部分的ではあるものの曲中に現実と理想が混在し、聴く者に問題意識を提起させるのです。

例えば「ささやかな暮らしに」あたりから「ためらい」を「愛の強さ」に変えるという表現などは、尾崎によって文言化されてしまえば誰もが共感できる若者の迷いだと解釈できます。

しかし、混沌(こんとん)とした感情を消化できない私たちは誰も、そのような感情を言語化する力を持ちません。概念として把握することさえ難しい言葉の具体化まで、尾崎豊は行ってくれているのです。

尾崎豊は難しい言葉を使いません。
誰にでも分かりやすい表現は、心の奥深くまで届きます。

だからこそ、彼の天才的な感性がむき出しになった鋭い言葉が現れると私たちは不意を突かれ、逃げ場もなく感情を強く揺さぶられてしまうのでしょう。

16歳でのオーディション

尾崎豊がオーディションを受けるぐらいの昔ですから、彼の曲にも当時流行していたフォークソングの影響が感じられます。

オーディション中のギター演奏の弾き語りも、彼は音を外すことなく、十分な声量も保って歌い上げています。
話の内容も受け答えも、まるで成長した大人のようです。

尾崎豊の曲は今も放送できる

大事なことは言葉の端々の問題ではなく、まとまった内容が各個人にどのような心理的影響を及ぼし、どのような行動を誘発するか、という点ではないでしょうか。

まとめに入ります。

曲の力は半端な揚げ足取りを黙らせる

歌詞、音、歌唱力、すべてにおいて尾崎豊の曲は妥協を許さぬ探究心から生まれた貴重な芸術です。

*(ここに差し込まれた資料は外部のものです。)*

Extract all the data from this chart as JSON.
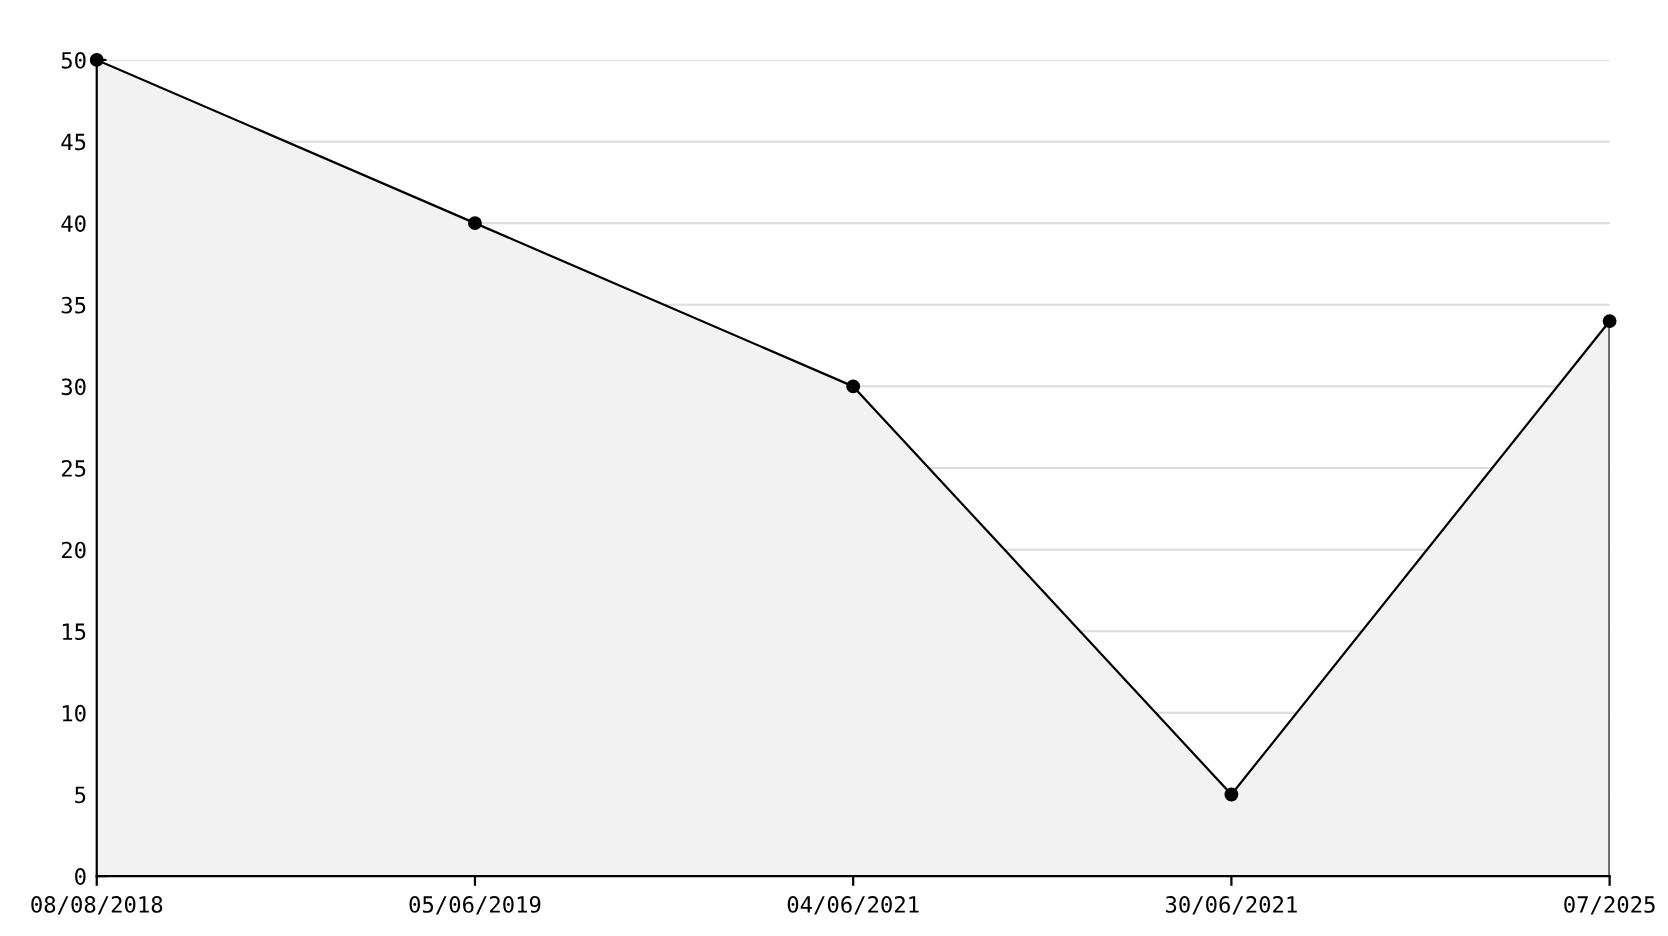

特に歌詞において、ずば抜けた洞察力を感じます。

楽曲「卒業」では、「あと何度自分自身卒業すれば」との表現があります。
これは、中学校から高校、大学へと学びの場を上げていくように、現在の自分からさらに成長した自分へと昇華していくという意味での、卒業だと解釈できます。

しかし、そこに「何度」という表現で「頻度」の概念に気付く詩人は、多くはいません。

求めるべきは聴き手の成長

むしろ必要とされることは、聴き手となる私たちの歌詞に対する読解力ではないでしょうか。

私たちはあまりに活字を読まなくなり過ぎました。
特に、文学作品への関わりは多くの人が教科書に留まると言っていいくらいに減っているのではないでしょうか。

その程度の読解力では、尾崎豊の歌詞を理論的に理解することは難しいでしょう。
突き詰めるなら「なんとなく良いのその上を、目指すべきだと思うのです。

尾崎豊は今でもそのまま放送できる

もしも、歌詞に問題があるというなら聴き手に問題があります。
解釈力不足です。

上っ面だけ綺麗な、耳心地の良い言葉ばかり聴きたいですか?
それでは自分が弱くなっていくだけです。

良薬は口に苦いのです。

尾崎豊なら、他人の目を気にする自意識過剰な少年のような心理も十分に理解していたでしょう。そのうえで、格好の悪い自分をさらけ出し、汚い自分を隠すこともなく、私たちに救いを与えました。

自分自身を差し置いてでも聴く者に自分自身を開示した彼自身が、まるで本当の愛情そのもの、のようにさえ、思えてくるのです。